Conservation Stalwart Retires From Maunga Mission

From a young age, Dave Rogers was destined to work on Taranaki Maunga. This 50-year conservation hero and veteran will retire in February.

Dave was born, raised, and schooled in Stratford, beneath Taranaki Maunga. He affiliates to Ngāti Mutunga, Te Atiawa, Taranaki Tūturu, Ngāti Ruanui and Maniapoto iwi – and he points to the stories told by his mother Miria and one of his grandfathers, Taikomako, of his whakapapa connecting him to the maunga.

"After I left school I worked in a local tannery near Stratford, for two years. I used to look at the mountain from my workstation every morning, and I would tell everybody 'I'm going to work up there one day," he says.

Dave's first role in the national park was in 1975 as part of a winter seasonal work scheme for unemployed people – he quit the tannery job to secure the opportunity with the Egmont National Park Board.

"I was working on tracks, mowing lawns, and servicing amenities – it was what our staff do now, ranger work."

He recalls a lot of time spent living in the bush, living out of a backpack and carrying out hard graft: "It'd be into the hut on a Monday morning, come out on a Friday afternoon – running down steps, racing your mates…real hands-on stuff. I learned heaps!"

He became the park foreman in the early 1980s, responsible for all park operations and up to 40 staff. He learned to manage people and how to get them into the right teams.

Dave says "putting a Māori lens" on management of the park was important to him – and helped raise his professional profile early in his career: "All of a sudden, I was being inundated with strategies and plans, with the request 'Dave, can you run your eye over this?'"
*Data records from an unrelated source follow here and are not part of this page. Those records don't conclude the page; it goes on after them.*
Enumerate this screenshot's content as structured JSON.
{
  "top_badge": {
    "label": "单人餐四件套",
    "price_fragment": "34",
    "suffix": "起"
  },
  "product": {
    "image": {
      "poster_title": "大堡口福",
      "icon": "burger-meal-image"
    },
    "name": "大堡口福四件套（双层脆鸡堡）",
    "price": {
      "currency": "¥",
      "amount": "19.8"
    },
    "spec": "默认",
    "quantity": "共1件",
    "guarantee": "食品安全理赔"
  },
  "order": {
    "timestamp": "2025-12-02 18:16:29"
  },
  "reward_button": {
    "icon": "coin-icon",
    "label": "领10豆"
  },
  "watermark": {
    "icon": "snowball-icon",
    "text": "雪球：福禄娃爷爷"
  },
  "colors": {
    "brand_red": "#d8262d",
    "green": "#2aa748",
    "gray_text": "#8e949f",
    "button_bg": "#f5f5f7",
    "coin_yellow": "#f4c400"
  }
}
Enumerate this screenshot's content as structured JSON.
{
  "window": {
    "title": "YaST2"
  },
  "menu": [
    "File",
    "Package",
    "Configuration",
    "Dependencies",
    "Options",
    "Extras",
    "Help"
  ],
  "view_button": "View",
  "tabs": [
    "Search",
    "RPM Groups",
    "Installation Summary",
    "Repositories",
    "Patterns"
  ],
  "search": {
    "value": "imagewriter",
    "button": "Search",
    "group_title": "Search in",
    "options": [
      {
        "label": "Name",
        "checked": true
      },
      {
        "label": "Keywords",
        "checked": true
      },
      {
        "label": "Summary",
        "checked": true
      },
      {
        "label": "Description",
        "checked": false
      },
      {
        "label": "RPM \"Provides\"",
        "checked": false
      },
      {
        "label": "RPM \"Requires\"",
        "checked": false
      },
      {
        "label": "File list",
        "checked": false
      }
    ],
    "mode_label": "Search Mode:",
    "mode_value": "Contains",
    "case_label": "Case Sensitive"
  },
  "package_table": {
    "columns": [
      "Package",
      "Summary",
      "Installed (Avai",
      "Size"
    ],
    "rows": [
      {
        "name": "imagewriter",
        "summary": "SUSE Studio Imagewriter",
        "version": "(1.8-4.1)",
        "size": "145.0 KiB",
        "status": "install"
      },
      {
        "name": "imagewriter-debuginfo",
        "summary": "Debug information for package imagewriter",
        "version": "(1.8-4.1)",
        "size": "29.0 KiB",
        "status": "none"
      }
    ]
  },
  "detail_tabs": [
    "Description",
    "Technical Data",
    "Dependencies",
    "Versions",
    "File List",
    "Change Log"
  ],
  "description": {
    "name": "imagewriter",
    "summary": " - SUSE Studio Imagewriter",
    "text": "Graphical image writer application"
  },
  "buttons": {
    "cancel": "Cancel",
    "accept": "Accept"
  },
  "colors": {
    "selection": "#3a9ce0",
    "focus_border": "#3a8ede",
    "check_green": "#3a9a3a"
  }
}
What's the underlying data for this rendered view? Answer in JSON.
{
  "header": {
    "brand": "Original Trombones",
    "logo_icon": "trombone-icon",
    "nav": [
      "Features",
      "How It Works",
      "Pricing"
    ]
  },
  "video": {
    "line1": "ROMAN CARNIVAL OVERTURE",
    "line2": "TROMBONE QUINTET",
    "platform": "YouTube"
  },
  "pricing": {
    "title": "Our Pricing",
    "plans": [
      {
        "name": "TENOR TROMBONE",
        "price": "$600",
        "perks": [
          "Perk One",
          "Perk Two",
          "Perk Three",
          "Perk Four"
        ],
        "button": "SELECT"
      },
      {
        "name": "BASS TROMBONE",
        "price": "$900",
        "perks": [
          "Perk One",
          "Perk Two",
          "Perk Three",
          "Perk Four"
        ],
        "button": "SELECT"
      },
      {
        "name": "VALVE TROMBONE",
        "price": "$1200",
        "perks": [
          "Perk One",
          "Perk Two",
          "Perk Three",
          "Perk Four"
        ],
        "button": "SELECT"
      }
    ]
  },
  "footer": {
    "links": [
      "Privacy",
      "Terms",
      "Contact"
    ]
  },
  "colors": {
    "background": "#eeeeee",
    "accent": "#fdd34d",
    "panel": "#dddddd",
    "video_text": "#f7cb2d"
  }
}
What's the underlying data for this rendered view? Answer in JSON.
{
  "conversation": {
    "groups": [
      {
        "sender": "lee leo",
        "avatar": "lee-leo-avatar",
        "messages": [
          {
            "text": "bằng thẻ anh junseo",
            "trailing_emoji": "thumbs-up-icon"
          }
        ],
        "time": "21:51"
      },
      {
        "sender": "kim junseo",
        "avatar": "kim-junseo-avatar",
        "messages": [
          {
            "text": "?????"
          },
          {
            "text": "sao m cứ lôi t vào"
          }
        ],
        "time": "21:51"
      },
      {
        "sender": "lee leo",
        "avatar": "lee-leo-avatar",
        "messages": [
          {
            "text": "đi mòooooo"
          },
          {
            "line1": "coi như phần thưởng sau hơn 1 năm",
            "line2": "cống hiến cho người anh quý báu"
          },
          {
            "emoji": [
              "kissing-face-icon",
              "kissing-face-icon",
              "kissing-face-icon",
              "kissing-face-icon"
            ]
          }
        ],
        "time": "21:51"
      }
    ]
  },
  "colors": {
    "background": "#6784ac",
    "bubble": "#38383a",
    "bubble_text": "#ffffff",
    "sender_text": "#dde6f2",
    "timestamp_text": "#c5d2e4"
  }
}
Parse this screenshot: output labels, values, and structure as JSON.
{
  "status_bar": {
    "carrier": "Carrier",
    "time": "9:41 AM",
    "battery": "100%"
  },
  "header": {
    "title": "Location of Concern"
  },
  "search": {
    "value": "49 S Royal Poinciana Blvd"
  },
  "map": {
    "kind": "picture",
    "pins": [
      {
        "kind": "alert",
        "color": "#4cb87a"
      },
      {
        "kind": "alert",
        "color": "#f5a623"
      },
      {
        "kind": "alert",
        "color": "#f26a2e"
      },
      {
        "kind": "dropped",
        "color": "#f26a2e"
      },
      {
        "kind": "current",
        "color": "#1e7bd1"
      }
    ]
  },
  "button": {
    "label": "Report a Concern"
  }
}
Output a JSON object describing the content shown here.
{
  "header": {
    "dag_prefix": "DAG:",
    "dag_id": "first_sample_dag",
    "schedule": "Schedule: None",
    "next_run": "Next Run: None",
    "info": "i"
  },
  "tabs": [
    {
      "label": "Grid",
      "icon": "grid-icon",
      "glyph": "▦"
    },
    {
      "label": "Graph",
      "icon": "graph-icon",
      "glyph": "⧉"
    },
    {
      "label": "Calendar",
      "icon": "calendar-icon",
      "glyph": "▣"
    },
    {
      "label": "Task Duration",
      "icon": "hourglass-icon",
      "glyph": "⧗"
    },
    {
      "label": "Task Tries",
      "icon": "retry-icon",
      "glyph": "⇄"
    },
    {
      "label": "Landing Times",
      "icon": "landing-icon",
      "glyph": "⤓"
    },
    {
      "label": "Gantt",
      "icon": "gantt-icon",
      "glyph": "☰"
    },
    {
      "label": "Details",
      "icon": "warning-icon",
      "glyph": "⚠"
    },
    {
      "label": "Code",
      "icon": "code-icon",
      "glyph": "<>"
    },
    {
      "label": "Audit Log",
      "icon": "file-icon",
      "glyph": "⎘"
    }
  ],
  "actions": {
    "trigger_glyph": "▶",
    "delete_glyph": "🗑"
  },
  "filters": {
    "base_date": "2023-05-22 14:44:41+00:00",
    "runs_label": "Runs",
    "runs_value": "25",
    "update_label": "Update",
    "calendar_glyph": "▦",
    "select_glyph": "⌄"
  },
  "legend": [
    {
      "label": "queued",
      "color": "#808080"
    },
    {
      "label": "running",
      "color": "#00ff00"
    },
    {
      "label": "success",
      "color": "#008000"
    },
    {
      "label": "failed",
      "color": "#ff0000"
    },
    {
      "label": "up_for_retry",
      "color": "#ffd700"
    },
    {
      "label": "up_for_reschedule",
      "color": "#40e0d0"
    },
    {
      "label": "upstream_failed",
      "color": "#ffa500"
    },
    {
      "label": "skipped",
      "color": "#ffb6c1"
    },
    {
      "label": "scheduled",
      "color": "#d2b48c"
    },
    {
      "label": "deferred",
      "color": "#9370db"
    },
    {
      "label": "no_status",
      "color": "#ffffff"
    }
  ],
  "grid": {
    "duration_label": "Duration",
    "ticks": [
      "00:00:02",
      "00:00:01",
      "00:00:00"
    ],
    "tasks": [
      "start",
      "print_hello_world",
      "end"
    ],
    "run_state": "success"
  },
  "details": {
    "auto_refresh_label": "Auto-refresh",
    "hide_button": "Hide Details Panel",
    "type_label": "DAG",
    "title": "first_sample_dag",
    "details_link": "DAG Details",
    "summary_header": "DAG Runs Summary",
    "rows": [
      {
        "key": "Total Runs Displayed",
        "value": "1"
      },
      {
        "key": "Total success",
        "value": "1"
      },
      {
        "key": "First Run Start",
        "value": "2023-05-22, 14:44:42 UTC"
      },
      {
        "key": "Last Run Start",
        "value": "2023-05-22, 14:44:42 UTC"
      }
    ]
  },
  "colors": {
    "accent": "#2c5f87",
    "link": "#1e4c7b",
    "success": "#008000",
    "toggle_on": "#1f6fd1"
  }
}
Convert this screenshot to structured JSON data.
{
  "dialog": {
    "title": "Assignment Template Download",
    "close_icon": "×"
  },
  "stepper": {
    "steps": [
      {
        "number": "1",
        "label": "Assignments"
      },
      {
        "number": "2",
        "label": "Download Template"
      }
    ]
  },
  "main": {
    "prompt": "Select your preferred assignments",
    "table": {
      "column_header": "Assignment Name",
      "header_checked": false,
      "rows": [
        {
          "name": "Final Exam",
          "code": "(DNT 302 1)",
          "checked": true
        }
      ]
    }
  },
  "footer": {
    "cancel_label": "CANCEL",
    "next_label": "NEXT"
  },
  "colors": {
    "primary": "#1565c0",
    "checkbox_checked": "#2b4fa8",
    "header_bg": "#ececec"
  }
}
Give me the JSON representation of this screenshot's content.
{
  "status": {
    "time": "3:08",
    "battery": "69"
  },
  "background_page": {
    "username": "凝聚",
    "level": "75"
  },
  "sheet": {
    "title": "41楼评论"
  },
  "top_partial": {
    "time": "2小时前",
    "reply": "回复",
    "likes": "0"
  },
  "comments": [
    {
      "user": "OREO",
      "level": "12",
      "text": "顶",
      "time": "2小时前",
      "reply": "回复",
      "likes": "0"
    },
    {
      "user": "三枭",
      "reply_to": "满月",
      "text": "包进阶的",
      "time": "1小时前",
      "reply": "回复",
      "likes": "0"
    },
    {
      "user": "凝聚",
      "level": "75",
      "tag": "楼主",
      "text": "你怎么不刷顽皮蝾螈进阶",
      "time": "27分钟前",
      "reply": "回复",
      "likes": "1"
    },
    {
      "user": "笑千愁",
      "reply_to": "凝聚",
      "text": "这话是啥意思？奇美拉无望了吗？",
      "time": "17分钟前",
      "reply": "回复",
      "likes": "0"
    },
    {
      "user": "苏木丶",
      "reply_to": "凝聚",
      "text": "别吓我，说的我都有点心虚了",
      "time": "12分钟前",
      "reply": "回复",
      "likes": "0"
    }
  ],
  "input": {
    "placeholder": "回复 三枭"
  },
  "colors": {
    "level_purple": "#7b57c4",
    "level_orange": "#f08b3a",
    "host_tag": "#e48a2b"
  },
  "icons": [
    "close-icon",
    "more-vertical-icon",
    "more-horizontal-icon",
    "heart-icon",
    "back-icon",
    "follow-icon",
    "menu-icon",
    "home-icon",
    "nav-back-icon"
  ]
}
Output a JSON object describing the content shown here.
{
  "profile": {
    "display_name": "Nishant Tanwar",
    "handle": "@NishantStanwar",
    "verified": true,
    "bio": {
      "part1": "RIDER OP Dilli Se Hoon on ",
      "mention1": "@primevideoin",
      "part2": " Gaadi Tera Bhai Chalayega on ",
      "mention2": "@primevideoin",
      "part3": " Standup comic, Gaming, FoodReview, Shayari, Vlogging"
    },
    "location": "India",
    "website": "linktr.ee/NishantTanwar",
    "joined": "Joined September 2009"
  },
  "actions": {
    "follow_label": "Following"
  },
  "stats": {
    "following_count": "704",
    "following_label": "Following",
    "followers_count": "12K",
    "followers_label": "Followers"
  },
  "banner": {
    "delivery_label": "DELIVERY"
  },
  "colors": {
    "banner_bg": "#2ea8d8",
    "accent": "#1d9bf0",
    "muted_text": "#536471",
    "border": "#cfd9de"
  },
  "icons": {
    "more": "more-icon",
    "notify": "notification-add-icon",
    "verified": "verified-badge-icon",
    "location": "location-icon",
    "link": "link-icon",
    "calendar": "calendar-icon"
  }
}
Dave says the creation of DOC in 1987 was a smart move – bringing various conservation organisations together under one umbrella and working more closely with Māori – and in the early 1990s he made a conscious decision to shift to an office-based role so he could influence strategic park planning and management more directly.

He's particularly proud of his effort to connect DOC and iwi. He sees a lot of similarities between his Māori values and DOC values and says he's constantly "walked both paths" through his career.

He looks fondly on work he's done or supported to enhance and protect the story-telling connected to some of the district's sites significant to Ngā Iwi o Taranaki – work often driven by his enthusiasm for history and whakapapa. The Pou Whenua at Dawson Falls – installed for the park's centenary and the subject of some debate - is one example he points to.

One of the biggest changes he's seen is the type of visitors in the national park. When he started it was bushmen and hunters, before the emergence of trampers and back-packers, and now foreign tourists and day-trippers out for a walk. Visitor numbers have shot up to more than 370,000 visitors a year.

He says the conservation sector needs to be careful in how visitor numbers are managed "in these special places": "It's important we never lose sight of what we're conserving, and who we're conserving it for."

Dave says although the conservation sector has changed a lot, much of the work remains the same.

"We've still got to cut tracks, we've still got to clean toilets, we've still got to maintain huts," he says.

"I still clean the odd DOC toilet now – because I'm the only ranger down here in South Taranaki… it's easier for me to go and it saves someone driving from New Plymouth!"

It's a testament to his character and commitment to the maunga and the park.